Une coqueluche des médias

« Experte en relations amoureuses la plus connue du monde », selon le New York Times, Esther Perel dispensera ce mois-ci sa bonne parole dans tout l’Hexagone. Logée dans la cossue Résidence Tallard, inaugurée en 2024 au cœur du Marais, à Paris, cette Belge d’origine, installée aux Etats-Unis depuis quarante ans, y succédera aux cinéastes Werner Herzog et Jim Jarmusch.
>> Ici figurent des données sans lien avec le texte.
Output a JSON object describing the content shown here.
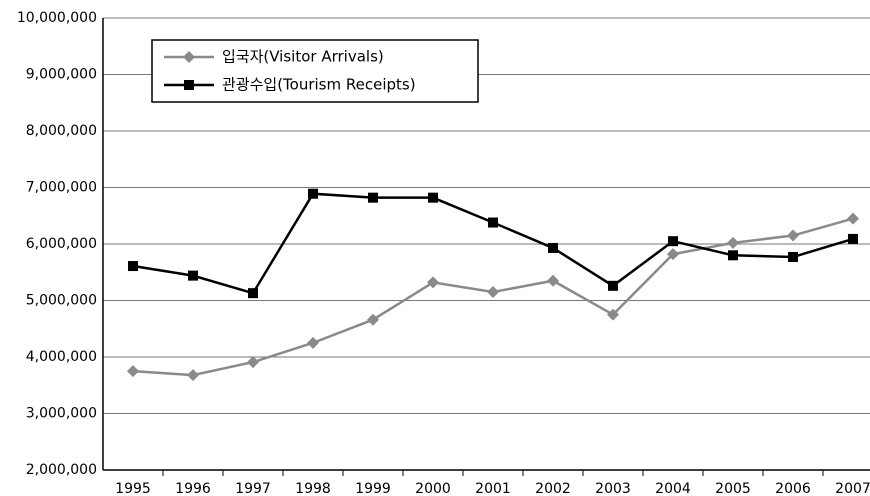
{
  "chart_data": {
    "type": "line",
    "categories": [
      "1995",
      "1996",
      "1997",
      "1998",
      "1999",
      "2000",
      "2001",
      "2002",
      "2003",
      "2004",
      "2005",
      "2006",
      "2007"
    ],
    "series": [
      {
        "name": "입국자(Visitor Arrivals)",
        "color": "#8a8a8a",
        "marker": "diamond",
        "values": [
          3750000,
          3680000,
          3910000,
          4250000,
          4660000,
          5320000,
          5150000,
          5350000,
          4750000,
          5820000,
          6020000,
          6150000,
          6450000
        ]
      },
      {
        "name": "관광수입(Tourism Receipts)",
        "color": "#000000",
        "marker": "square",
        "values": [
          5610000,
          5440000,
          5130000,
          6890000,
          6820000,
          6820000,
          6380000,
          5930000,
          5260000,
          6050000,
          5800000,
          5770000,
          6090000
        ]
      }
    ],
    "ylim": [
      2000000,
      10000000
    ],
    "yticks": [
      {
        "value": 2000000,
        "label": "2,000,000"
      },
      {
        "value": 3000000,
        "label": "3,000,000"
      },
      {
        "value": 4000000,
        "label": "4,000,000"
      },
      {
        "value": 5000000,
        "label": "5,000,000"
      },
      {
        "value": 6000000,
        "label": "6,000,000"
      },
      {
        "value": 7000000,
        "label": "7,000,000"
      },
      {
        "value": 8000000,
        "label": "8,000,000"
      },
      {
        "value": 9000000,
        "label": "9,000,000"
      },
      {
        "value": 10000000,
        "label": "10,000,000"
      }
    ],
    "grid": true,
    "legend": "upper left"
  }
}
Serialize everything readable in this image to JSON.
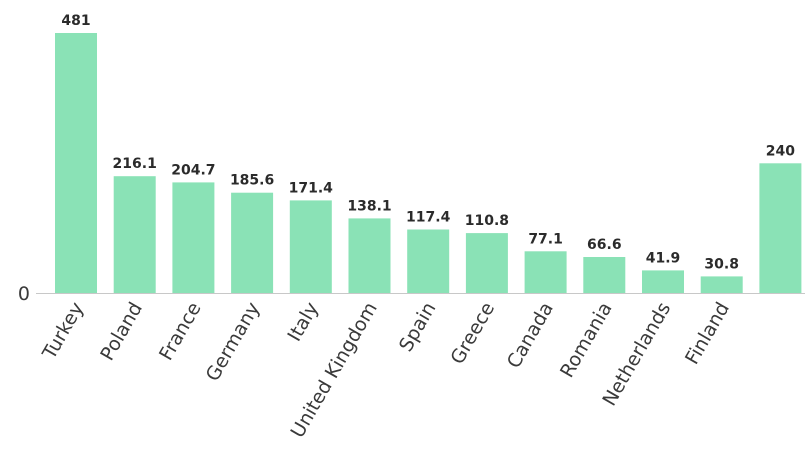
{
  "chart_data": {
    "type": "bar",
    "categories": [
      "Turkey",
      "Poland",
      "France",
      "Germany",
      "Italy",
      "United Kingdom",
      "Spain",
      "Greece",
      "Canada",
      "Romania",
      "Netherlands",
      "Finland",
      ""
    ],
    "values": [
      481,
      216.1,
      204.7,
      185.6,
      171.4,
      138.1,
      117.4,
      110.8,
      77.1,
      66.6,
      41.9,
      30.8,
      240
    ],
    "value_labels": [
      "481",
      "216.1",
      "204.7",
      "185.6",
      "171.4",
      "138.1",
      "117.4",
      "110.8",
      "77.1",
      "66.6",
      "41.9",
      "30.8",
      "240"
    ],
    "y_ticks": [
      "0"
    ],
    "ylim": [
      0,
      481
    ],
    "grid": false,
    "bar_color": "#8ae2b6",
    "axis_color": "#c8c8c8"
  }
}
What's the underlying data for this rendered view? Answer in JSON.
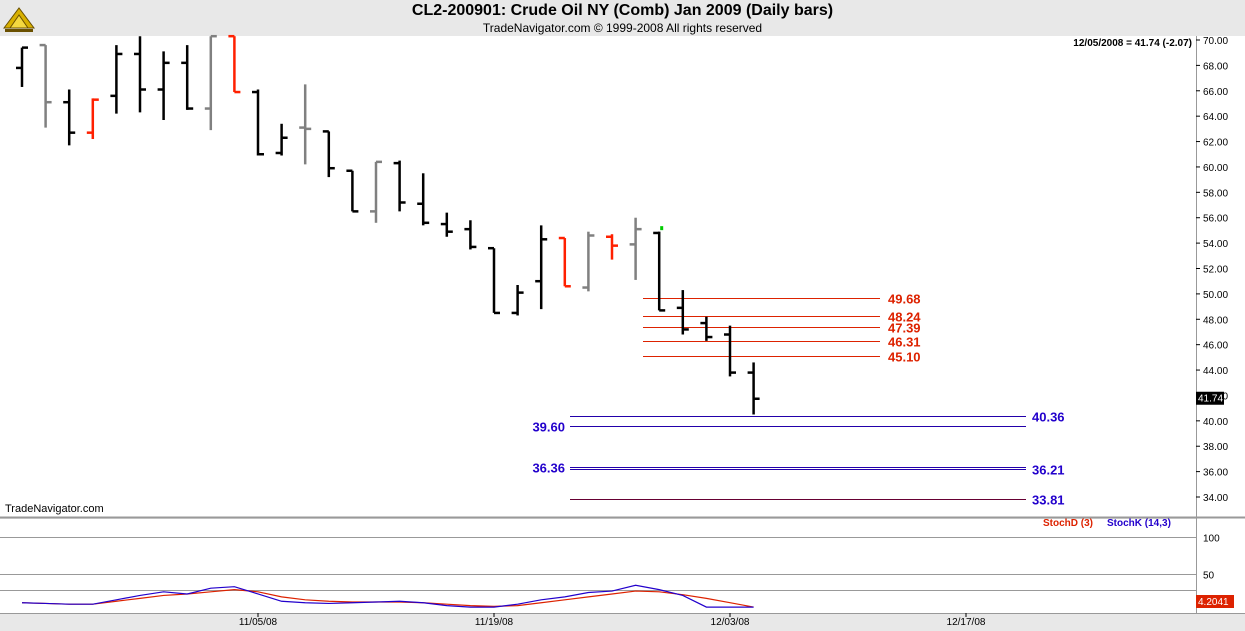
{
  "header": {
    "title": "CL2-200901:  Crude Oil NY (Comb) Jan 2009  (Daily bars)",
    "subtitle": "TradeNavigator.com © 1999-2008 All rights reserved",
    "info": "12/05/2008 = 41.74 (-2.07)",
    "watermark": "TradeNavigator.com",
    "last_price_label": "41.74",
    "stoch_value_label": "4.2041"
  },
  "chart_data": {
    "type": "bar",
    "subtype": "ohlc",
    "title": "CL2-200901:  Crude Oil NY (Comb) Jan 2009  (Daily bars)",
    "ylim": [
      32.5,
      70.5
    ],
    "y_ticks": [
      "70.00",
      "68.00",
      "66.00",
      "64.00",
      "62.00",
      "60.00",
      "58.00",
      "56.00",
      "54.00",
      "52.00",
      "50.00",
      "48.00",
      "46.00",
      "44.00",
      "42.00",
      "40.00",
      "38.00",
      "36.00",
      "34.00"
    ],
    "x_ticks": [
      {
        "label": "11/05/08",
        "bar": 10
      },
      {
        "label": "11/19/08",
        "bar": 20
      },
      {
        "label": "12/03/08",
        "bar": 30
      },
      {
        "label": "12/17/08",
        "bar": 40
      }
    ],
    "bar_colors": {
      "up": "#000000",
      "down": "#000000",
      "neutral": "#808080",
      "highlight": "#ff2000",
      "signal": "#00cc00"
    },
    "bars": [
      {
        "o": 67.8,
        "h": 69.4,
        "l": 66.3,
        "c": 69.4,
        "color": "black"
      },
      {
        "o": 69.6,
        "h": 69.6,
        "l": 63.1,
        "c": 65.1,
        "color": "gray"
      },
      {
        "o": 65.1,
        "h": 66.1,
        "l": 61.7,
        "c": 62.7,
        "color": "black"
      },
      {
        "o": 62.7,
        "h": 65.4,
        "l": 62.2,
        "c": 65.3,
        "color": "red"
      },
      {
        "o": 65.6,
        "h": 69.6,
        "l": 64.2,
        "c": 68.9,
        "color": "black"
      },
      {
        "o": 68.9,
        "h": 70.3,
        "l": 64.3,
        "c": 66.1,
        "color": "black"
      },
      {
        "o": 66.1,
        "h": 69.1,
        "l": 63.7,
        "c": 68.2,
        "color": "black"
      },
      {
        "o": 68.2,
        "h": 69.6,
        "l": 64.5,
        "c": 64.6,
        "color": "black"
      },
      {
        "o": 64.6,
        "h": 70.3,
        "l": 62.9,
        "c": 70.3,
        "color": "gray"
      },
      {
        "o": 70.3,
        "h": 70.3,
        "l": 65.9,
        "c": 65.9,
        "color": "red"
      },
      {
        "o": 65.9,
        "h": 66.1,
        "l": 60.9,
        "c": 61.0,
        "color": "black"
      },
      {
        "o": 61.1,
        "h": 63.4,
        "l": 60.9,
        "c": 62.3,
        "color": "black"
      },
      {
        "o": 63.1,
        "h": 66.5,
        "l": 60.2,
        "c": 63.0,
        "color": "gray"
      },
      {
        "o": 62.8,
        "h": 62.8,
        "l": 59.2,
        "c": 59.9,
        "color": "black"
      },
      {
        "o": 59.7,
        "h": 59.7,
        "l": 56.5,
        "c": 56.5,
        "color": "black"
      },
      {
        "o": 56.5,
        "h": 60.4,
        "l": 55.6,
        "c": 60.4,
        "color": "gray"
      },
      {
        "o": 60.3,
        "h": 60.5,
        "l": 56.5,
        "c": 57.2,
        "color": "black"
      },
      {
        "o": 57.1,
        "h": 59.5,
        "l": 55.4,
        "c": 55.6,
        "color": "black"
      },
      {
        "o": 55.5,
        "h": 56.4,
        "l": 54.5,
        "c": 54.9,
        "color": "black"
      },
      {
        "o": 55.1,
        "h": 55.8,
        "l": 53.5,
        "c": 53.7,
        "color": "black"
      },
      {
        "o": 53.6,
        "h": 53.6,
        "l": 48.5,
        "c": 48.5,
        "color": "black"
      },
      {
        "o": 48.5,
        "h": 50.7,
        "l": 48.3,
        "c": 50.1,
        "color": "black"
      },
      {
        "o": 51.0,
        "h": 55.4,
        "l": 48.8,
        "c": 54.3,
        "color": "black"
      },
      {
        "o": 54.4,
        "h": 54.4,
        "l": 50.6,
        "c": 50.6,
        "color": "red"
      },
      {
        "o": 50.5,
        "h": 54.9,
        "l": 50.2,
        "c": 54.6,
        "color": "gray"
      },
      {
        "o": 54.5,
        "h": 54.7,
        "l": 52.7,
        "c": 53.8,
        "color": "red"
      },
      {
        "o": 53.9,
        "h": 56.0,
        "l": 51.1,
        "c": 55.1,
        "color": "gray"
      },
      {
        "o": 54.8,
        "h": 54.9,
        "l": 48.7,
        "c": 48.7,
        "color": "black"
      },
      {
        "o": 48.9,
        "h": 50.3,
        "l": 46.8,
        "c": 47.2,
        "color": "black"
      },
      {
        "o": 47.7,
        "h": 48.2,
        "l": 46.3,
        "c": 46.6,
        "color": "black"
      },
      {
        "o": 46.8,
        "h": 47.5,
        "l": 43.5,
        "c": 43.8,
        "color": "black"
      },
      {
        "o": 43.8,
        "h": 44.6,
        "l": 40.5,
        "c": 41.74,
        "color": "black"
      }
    ],
    "levels_red": [
      "49.68",
      "48.24",
      "47.39",
      "46.31",
      "45.10"
    ],
    "levels_blue": [
      {
        "value": 40.36,
        "label": "40.36",
        "side": "right"
      },
      {
        "value": 39.6,
        "label": "39.60",
        "side": "left"
      },
      {
        "value": 36.36,
        "label": "36.36",
        "side": "left"
      },
      {
        "value": 36.21,
        "label": "36.21",
        "side": "right"
      },
      {
        "value": 33.81,
        "label": "33.81",
        "side": "right"
      }
    ],
    "stochastic": {
      "ylim": [
        0,
        125
      ],
      "y_ticks": [
        "100",
        "50"
      ],
      "legend": [
        {
          "label": "StochD (3)",
          "color": "#dd2200"
        },
        {
          "label": "StochK (14,3)",
          "color": "#2200cc"
        }
      ],
      "stochD": [
        10,
        9,
        8,
        8,
        12,
        16,
        20,
        22,
        25,
        28,
        25,
        18,
        14,
        12,
        11,
        11,
        11,
        10,
        8,
        6,
        5,
        6,
        10,
        14,
        18,
        22,
        26,
        25,
        21,
        16,
        10,
        4
      ],
      "stochK": [
        10,
        9,
        8,
        8,
        14,
        20,
        25,
        22,
        30,
        32,
        22,
        12,
        10,
        9,
        10,
        11,
        12,
        10,
        6,
        4,
        4,
        8,
        14,
        18,
        24,
        26,
        34,
        28,
        20,
        4,
        4,
        4
      ]
    }
  }
}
Hors des murs de cet hôtel particulier, elle interviendra le 13 juin au Parc des expositions, à Paris, dans le cadre du salon VivaTech pour une conférence sur le thème « L’IA et le futur de l’amour ». Elle sera ensuite interviewée par Maïa Mazaurette (collaboratrice du Monde) à l’occasion de Fun Palace, une série d’événements organisée conjointement par le Centre Pompidou et le Grand Palais. Le 17 juin, elle sera à Cannes pour le Women’s Forum avant d’être l’invitée de la matinale de France Inter.

Une experte du lien

Diplômée en psychologie, Esther Perel est née en 1958 à Louvain, en Belgique, et a grandi à Anvers. Ses parents, polonais rescapés de la Shoah, ont élevé leur fille dans une atmosphère de « peur et de fête », confiait-elle en 2017 à la radio publique américaine NPR. Sans aucun doute marquée par son enfance (« Mes parents n’ont pas été trahis par leur conjoint mais par l’humanité », dit-elle), elle a passé sa vie professionnelle à réfléchir aux liens entre les êtres (amoureux, conjugaux, familiaux…), à ce qui les met à mal et aux moyens de les restaurer. Elle-même est mariée depuis près de quarante ans au même homme, psychothérapeute comme elle, avec qui elle a deux fils âgés de 28 et 31 ans.